The Greatest Gift of All
By Donna Gates, as seen on:
Positive change starts with small steps, and it often starts at home. We are entering one of the busiest and most socially active times of the year. Our children and grandchildren have headed back to school. There will be bake sales and classroom parties. There will be Halloween candy and holiday celebrations. The months between September and the New Year are often a happy time filled with wonderful memories.
But this period can also be stressful. It demands a great deal of our time; it can be taxing on our emotions and put pressure on our pocketbooks.
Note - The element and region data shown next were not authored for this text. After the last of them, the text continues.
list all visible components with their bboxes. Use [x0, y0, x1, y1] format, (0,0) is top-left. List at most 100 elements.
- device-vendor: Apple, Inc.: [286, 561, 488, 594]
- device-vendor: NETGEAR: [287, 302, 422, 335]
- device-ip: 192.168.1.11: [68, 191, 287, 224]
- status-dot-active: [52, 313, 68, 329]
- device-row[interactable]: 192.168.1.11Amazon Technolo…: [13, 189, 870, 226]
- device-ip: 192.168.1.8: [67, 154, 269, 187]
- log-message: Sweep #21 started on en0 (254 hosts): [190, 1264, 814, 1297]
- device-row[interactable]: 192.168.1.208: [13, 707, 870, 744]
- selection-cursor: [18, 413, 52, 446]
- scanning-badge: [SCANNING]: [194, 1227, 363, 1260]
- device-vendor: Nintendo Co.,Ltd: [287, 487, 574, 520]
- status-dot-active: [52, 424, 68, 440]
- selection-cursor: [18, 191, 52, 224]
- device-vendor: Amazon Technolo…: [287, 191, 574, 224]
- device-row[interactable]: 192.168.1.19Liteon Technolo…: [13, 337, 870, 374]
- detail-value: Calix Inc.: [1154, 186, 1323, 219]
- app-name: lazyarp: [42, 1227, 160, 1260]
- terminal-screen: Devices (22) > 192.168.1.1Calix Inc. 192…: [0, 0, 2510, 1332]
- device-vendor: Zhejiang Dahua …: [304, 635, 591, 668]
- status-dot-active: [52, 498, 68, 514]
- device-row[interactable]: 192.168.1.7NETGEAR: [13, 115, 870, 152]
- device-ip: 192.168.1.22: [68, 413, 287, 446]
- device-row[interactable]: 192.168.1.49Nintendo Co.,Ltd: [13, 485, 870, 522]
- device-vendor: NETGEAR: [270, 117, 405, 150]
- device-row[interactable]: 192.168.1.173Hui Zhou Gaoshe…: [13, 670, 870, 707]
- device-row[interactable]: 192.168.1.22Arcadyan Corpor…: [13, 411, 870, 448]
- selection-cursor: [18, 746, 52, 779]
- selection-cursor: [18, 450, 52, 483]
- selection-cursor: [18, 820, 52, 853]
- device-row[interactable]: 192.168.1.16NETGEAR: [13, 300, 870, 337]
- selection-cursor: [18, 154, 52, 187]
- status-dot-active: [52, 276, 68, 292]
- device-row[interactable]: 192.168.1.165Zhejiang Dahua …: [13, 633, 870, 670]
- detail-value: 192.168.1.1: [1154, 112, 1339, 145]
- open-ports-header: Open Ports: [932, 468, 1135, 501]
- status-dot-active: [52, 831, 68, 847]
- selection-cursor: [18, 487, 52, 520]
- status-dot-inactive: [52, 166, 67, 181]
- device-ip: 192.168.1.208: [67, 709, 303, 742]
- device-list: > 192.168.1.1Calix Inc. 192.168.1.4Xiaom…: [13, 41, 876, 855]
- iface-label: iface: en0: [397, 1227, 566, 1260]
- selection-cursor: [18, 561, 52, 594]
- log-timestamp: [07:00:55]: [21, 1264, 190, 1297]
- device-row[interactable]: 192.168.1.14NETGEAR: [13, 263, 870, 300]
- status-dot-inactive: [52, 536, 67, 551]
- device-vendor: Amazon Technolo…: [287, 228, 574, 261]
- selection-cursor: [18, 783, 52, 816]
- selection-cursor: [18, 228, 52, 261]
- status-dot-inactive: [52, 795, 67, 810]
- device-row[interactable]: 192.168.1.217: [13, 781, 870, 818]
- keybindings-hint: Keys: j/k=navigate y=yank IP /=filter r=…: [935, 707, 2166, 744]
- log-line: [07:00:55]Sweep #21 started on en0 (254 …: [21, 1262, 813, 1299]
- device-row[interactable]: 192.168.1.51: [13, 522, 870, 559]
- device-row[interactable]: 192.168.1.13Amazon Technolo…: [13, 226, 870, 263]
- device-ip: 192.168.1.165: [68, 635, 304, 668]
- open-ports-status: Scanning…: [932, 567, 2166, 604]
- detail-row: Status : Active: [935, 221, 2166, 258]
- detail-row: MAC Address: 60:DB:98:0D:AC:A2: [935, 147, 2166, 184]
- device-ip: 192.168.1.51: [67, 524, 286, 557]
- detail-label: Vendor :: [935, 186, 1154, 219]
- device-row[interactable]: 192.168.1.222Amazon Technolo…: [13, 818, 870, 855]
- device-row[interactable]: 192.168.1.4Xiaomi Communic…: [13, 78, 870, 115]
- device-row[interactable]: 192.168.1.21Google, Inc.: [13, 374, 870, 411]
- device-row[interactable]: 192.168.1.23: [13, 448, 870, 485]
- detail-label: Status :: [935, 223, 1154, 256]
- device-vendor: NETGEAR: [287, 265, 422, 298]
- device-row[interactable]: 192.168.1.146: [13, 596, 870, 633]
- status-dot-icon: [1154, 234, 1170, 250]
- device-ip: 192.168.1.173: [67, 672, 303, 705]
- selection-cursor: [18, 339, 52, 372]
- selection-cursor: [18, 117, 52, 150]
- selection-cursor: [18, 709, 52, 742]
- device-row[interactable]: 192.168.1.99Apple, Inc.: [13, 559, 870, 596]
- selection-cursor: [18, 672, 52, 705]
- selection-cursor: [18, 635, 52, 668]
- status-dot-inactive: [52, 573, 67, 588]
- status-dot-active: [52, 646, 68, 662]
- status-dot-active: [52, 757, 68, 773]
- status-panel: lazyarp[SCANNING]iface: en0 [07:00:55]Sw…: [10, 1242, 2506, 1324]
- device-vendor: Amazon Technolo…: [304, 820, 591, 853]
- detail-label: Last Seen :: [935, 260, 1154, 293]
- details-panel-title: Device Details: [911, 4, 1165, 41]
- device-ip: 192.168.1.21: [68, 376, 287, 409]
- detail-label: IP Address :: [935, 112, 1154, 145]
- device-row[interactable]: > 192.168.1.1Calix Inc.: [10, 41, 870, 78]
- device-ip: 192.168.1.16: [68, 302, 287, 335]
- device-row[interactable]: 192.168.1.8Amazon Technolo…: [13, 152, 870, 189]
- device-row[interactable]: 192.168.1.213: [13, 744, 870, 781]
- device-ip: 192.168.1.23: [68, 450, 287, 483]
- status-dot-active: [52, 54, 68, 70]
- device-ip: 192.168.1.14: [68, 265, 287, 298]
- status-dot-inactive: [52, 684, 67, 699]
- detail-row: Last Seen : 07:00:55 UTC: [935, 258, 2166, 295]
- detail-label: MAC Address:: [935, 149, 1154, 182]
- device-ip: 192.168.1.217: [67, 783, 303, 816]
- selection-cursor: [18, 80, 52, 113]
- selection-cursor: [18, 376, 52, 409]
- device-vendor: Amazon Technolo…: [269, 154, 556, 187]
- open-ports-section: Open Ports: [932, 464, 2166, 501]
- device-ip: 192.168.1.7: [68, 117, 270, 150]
It can also be a time when we add to the stress by over-indulging and abandoning healthy eating and lifestyle habits. Best laid plans and resolutions fall to the wayside as we get caught up in the excitement and our desire to make everybody happy.
I am a part of the Baby Boomer generation. There are quite a lot of us out there—80 million or so. Boomers were born between 1946 and 1964, during the optimistic, prosperous years after the Second World War had ended. The eldest of us are nearing retirement now, and the youngest of us are facing midlife challenges like empty nest syndrome and career change.
We are a generation that has been characterized by creativity, idealism, and an eagerness to challenge the conventional. Boomers have helped to bring about a lot of positive change. But we’ve also been a narcissistic generation. In our desire to achieve all of our dreams, we have not always shown good judgment or foresight. Today, we are witnessing the results of our selfishness and bad choices, with many of us and our children and grandchildren ill, toxic and obese.
But this doesn’t have to be the end of our story. We have the opportunity to turn things around and leave a legacy we can be proud of and that will resonate positively for years and generations to come.
Now is a good time to ask yourself how you can start making a real impact in your own health and in the health of those you love. What small changes will you make that might have lasting consequences on your family’s lives? Maybe it will be to eliminate a couple of those starchy Thanksgiving dishes and replace them with vegetables or a healthy grain like quinoa instead? Maybe you will decide to find tasty, but sugar-free snacks to toss in the Halloween bags this year? Perhaps you will add fermented foods and probiotics to your children’s lunch bags so that their immune system is stronger and better able to fight off the inevitable flues and colds of the winter season?
As the weather grows cooler and the days shorten, we have an opportunity to gather and to store—to reflect, embrace new ideas, and make changes for the year ahead. It is a time of giving from our own abundance, and this includes what we learn and what we know. Whether you are a “Boomer” or not, take this opportunity to give your family the greatest gift of all—a happy, healthy, and long life.